The kinetic energy of the planet is $\frac {M_2v^2}2$, while the gravitational potential energy is $\frac {-GM_1M_2}r$. This means that $KE =- \frac {GPE}2$. The total energy, $KE + GPE$, is equal to $-KE$.
This means that the planetary orbit is a stable equilibria: adding some energy to the system means that the planet moves further away from the sun, increasing its total energy; while taking energy away from the system means the planet approaches the sun, but either way it finds a new equilibrium.
Consider the case in a $4$-dimensional universe, where, presumably, gravity follows an inverse cube law. The equations now become:
$\frac {GM_1M_2}{r^3} = \frac {M_2v^2}r$ [force of gravity equal and opposite to centripetal force]
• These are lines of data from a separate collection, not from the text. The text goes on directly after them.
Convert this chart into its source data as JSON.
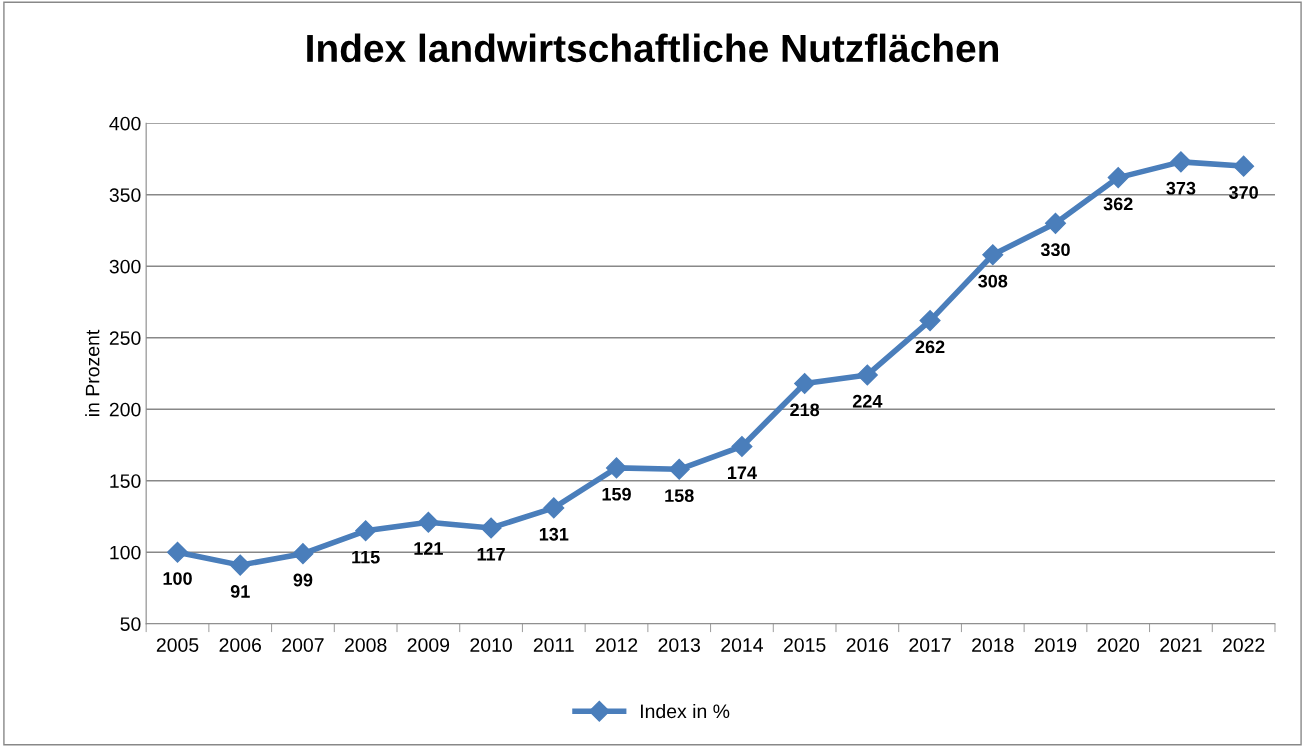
{
  "chart_data": {
    "type": "line",
    "title": "Index landwirtschaftliche Nutzflächen",
    "ylabel": "in Prozent",
    "categories": [
      "2005",
      "2006",
      "2007",
      "2008",
      "2009",
      "2010",
      "2011",
      "2012",
      "2013",
      "2014",
      "2015",
      "2016",
      "2017",
      "2018",
      "2019",
      "2020",
      "2021",
      "2022"
    ],
    "series": [
      {
        "name": "Index in %",
        "color": "#4a7ebb",
        "values": [
          100,
          91,
          99,
          115,
          121,
          117,
          131,
          159,
          158,
          174,
          218,
          224,
          262,
          308,
          330,
          362,
          373,
          370
        ]
      }
    ],
    "ylim": [
      50,
      400
    ],
    "yticks": [
      50,
      100,
      150,
      200,
      250,
      300,
      350,
      400
    ],
    "grid": "y",
    "legend": "bottom",
    "marker": "diamond",
    "line_style": "solid",
    "data_labels": true
  }
}
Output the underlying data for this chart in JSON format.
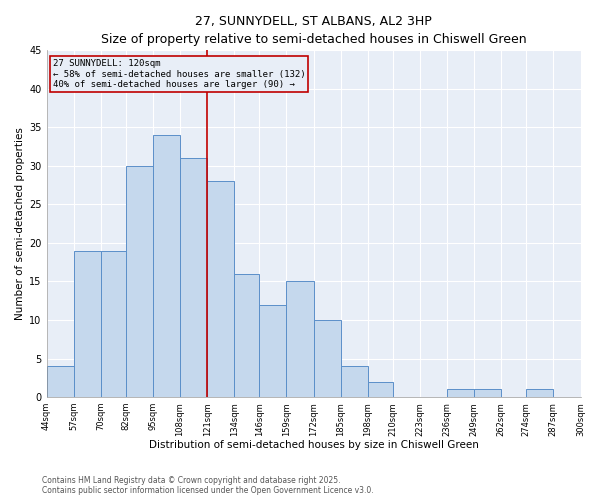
{
  "title": "27, SUNNYDELL, ST ALBANS, AL2 3HP",
  "subtitle": "Size of property relative to semi-detached houses in Chiswell Green",
  "xlabel": "Distribution of semi-detached houses by size in Chiswell Green",
  "ylabel": "Number of semi-detached properties",
  "bar_edges": [
    44,
    57,
    70,
    82,
    95,
    108,
    121,
    134,
    146,
    159,
    172,
    185,
    198,
    210,
    223,
    236,
    249,
    262,
    274,
    287,
    300
  ],
  "bar_heights": [
    4,
    19,
    19,
    30,
    34,
    31,
    28,
    16,
    12,
    15,
    10,
    4,
    2,
    0,
    0,
    1,
    1,
    0,
    1,
    0
  ],
  "tick_labels": [
    "44sqm",
    "57sqm",
    "70sqm",
    "82sqm",
    "95sqm",
    "108sqm",
    "121sqm",
    "134sqm",
    "146sqm",
    "159sqm",
    "172sqm",
    "185sqm",
    "198sqm",
    "210sqm",
    "223sqm",
    "236sqm",
    "249sqm",
    "262sqm",
    "274sqm",
    "287sqm",
    "300sqm"
  ],
  "bar_color": "#c5d8ed",
  "bar_edgecolor": "#5b8fc9",
  "vline_x": 121,
  "vline_color": "#c00000",
  "annotation_text": "27 SUNNYDELL: 120sqm\n← 58% of semi-detached houses are smaller (132)\n40% of semi-detached houses are larger (90) →",
  "annotation_box_color": "#c00000",
  "ylim": [
    0,
    45
  ],
  "yticks": [
    0,
    5,
    10,
    15,
    20,
    25,
    30,
    35,
    40,
    45
  ],
  "fig_background": "#ffffff",
  "ax_background": "#e8eef7",
  "grid_color": "#ffffff",
  "footer_line1": "Contains HM Land Registry data © Crown copyright and database right 2025.",
  "footer_line2": "Contains public sector information licensed under the Open Government Licence v3.0.",
  "title_fontsize": 9,
  "subtitle_fontsize": 8,
  "axis_label_fontsize": 7.5,
  "tick_fontsize": 6,
  "annotation_fontsize": 6.5,
  "footer_fontsize": 5.5
}
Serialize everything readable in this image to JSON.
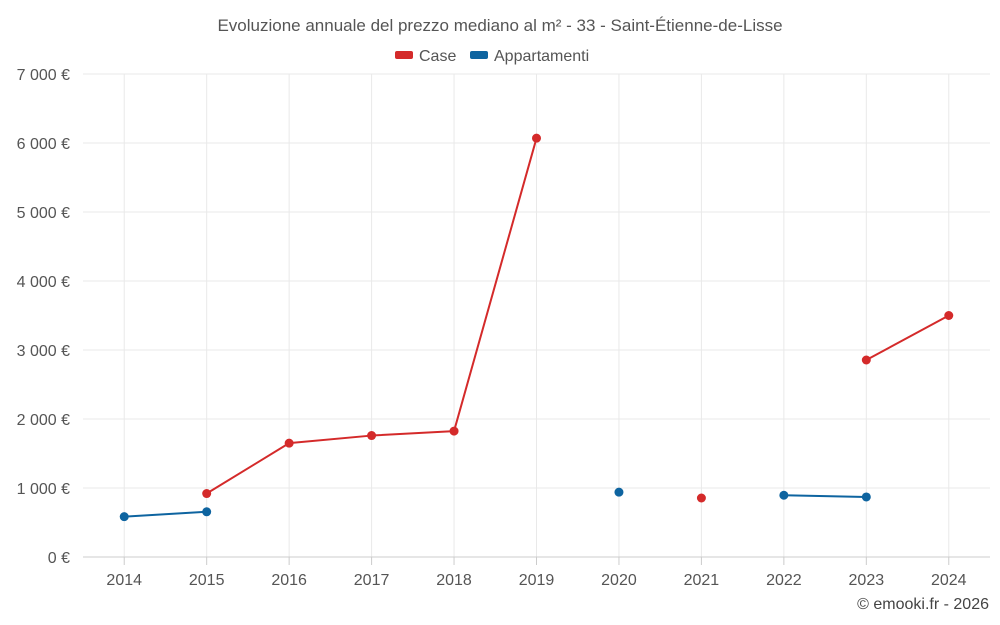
{
  "chart_data": {
    "type": "line",
    "title": "Evoluzione annuale del prezzo mediano al m² - 33 - Saint-Étienne-de-Lisse",
    "categories": [
      "2014",
      "2015",
      "2016",
      "2017",
      "2018",
      "2019",
      "2020",
      "2021",
      "2022",
      "2023",
      "2024"
    ],
    "series": [
      {
        "name": "Case",
        "color": "#d42a2a",
        "values": [
          null,
          920,
          1650,
          1760,
          1825,
          6070,
          null,
          855,
          null,
          2855,
          3500
        ]
      },
      {
        "name": "Appartamenti",
        "color": "#0e64a0",
        "values": [
          585,
          655,
          null,
          null,
          null,
          null,
          940,
          null,
          895,
          870,
          null
        ]
      }
    ],
    "ylim": [
      0,
      7000
    ],
    "yticks": [
      0,
      1000,
      2000,
      3000,
      4000,
      5000,
      6000,
      7000
    ],
    "ytick_labels": [
      "0 €",
      "1 000 €",
      "2 000 €",
      "3 000 €",
      "4 000 €",
      "5 000 €",
      "6 000 €",
      "7 000 €"
    ],
    "xlabel": "",
    "ylabel": "",
    "grid": true,
    "legend_position": "top-center"
  },
  "credit": "© emooki.fr - 2026"
}
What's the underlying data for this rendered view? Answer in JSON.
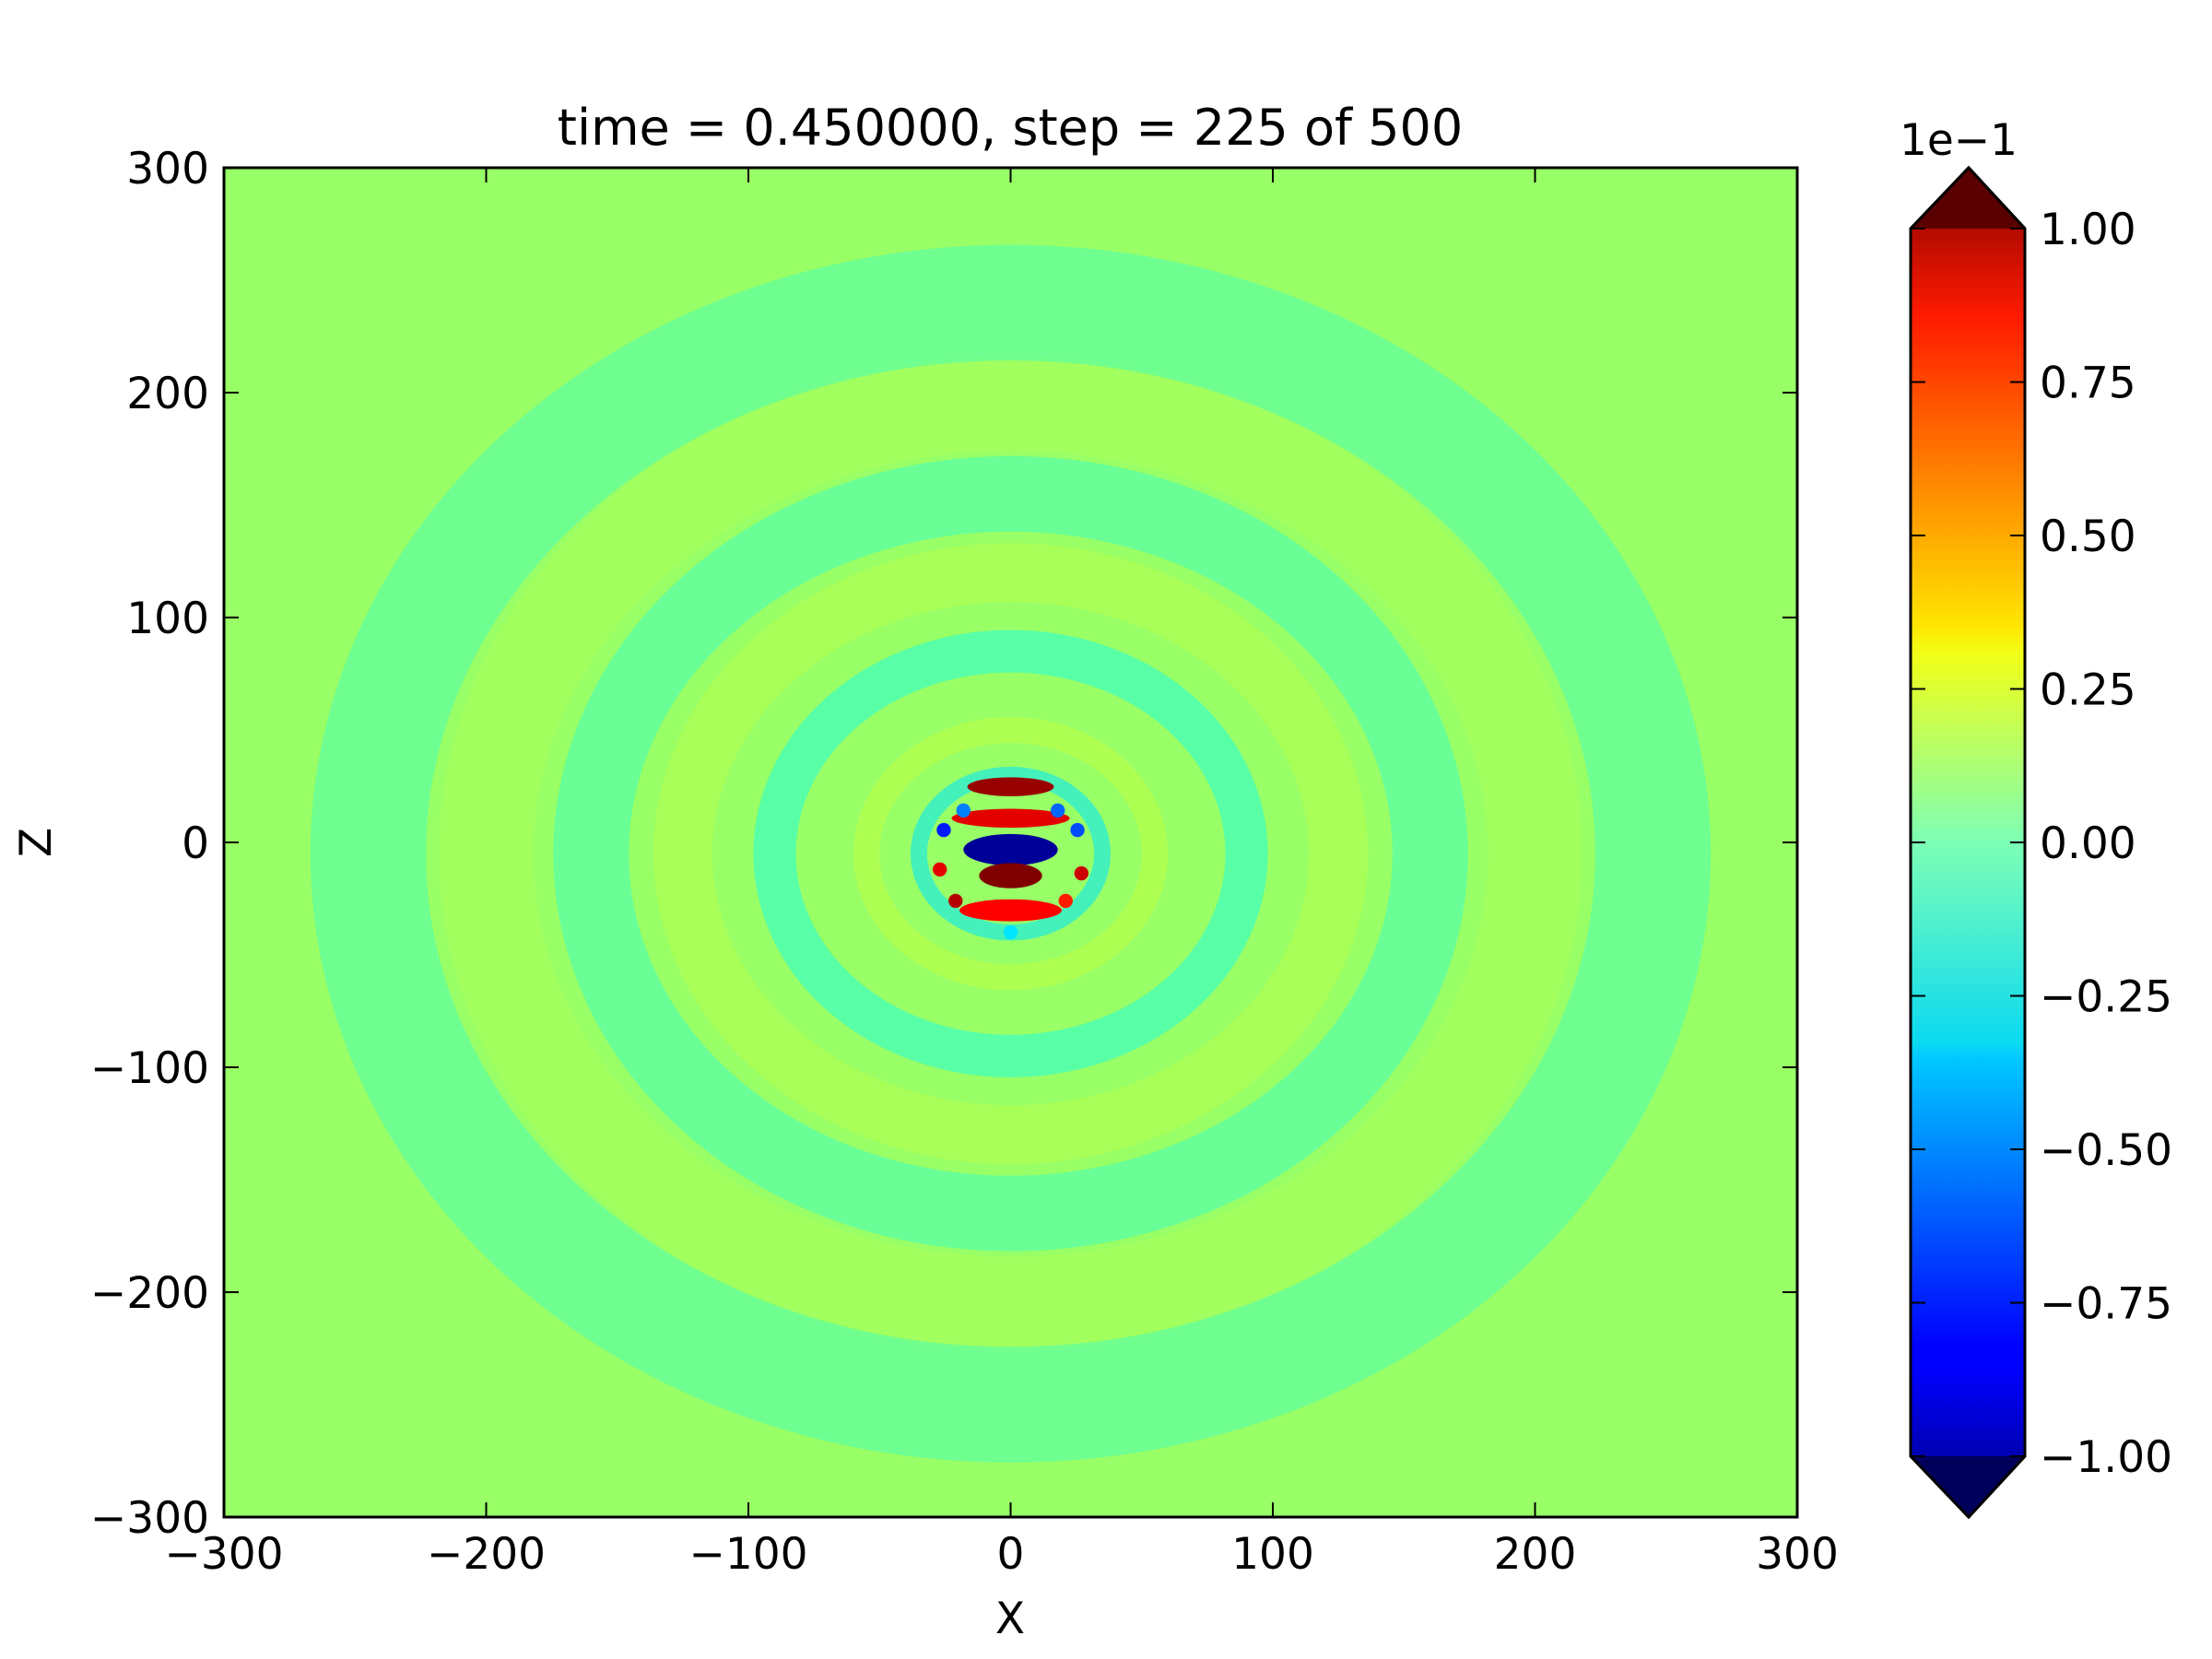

$v = \frac {\sqrt {GM_1}}r$ [velocity is inversely proportional to radius]
$GPE = -\frac {GM_1M_2}{2r^2}$
Total Energy = $KE + GPE = \frac {M_2v^2}2 + \frac {GM_1M_2}{2r^2} = 0$
The Kinetic and Gravitational Potential energies are equal and opposite to each other. In other words, the only possible orbits have no net energy, such that the input or extraction of even a small amount of energy would destabilise the orbit, with the planet spiralling towards or away from the sun inexorably. This would make life as we know it impossible, as planets couldn't maintain stable orbits.
The question: are there some other number of dimensions the universe could have, which would also lead to stable orbits?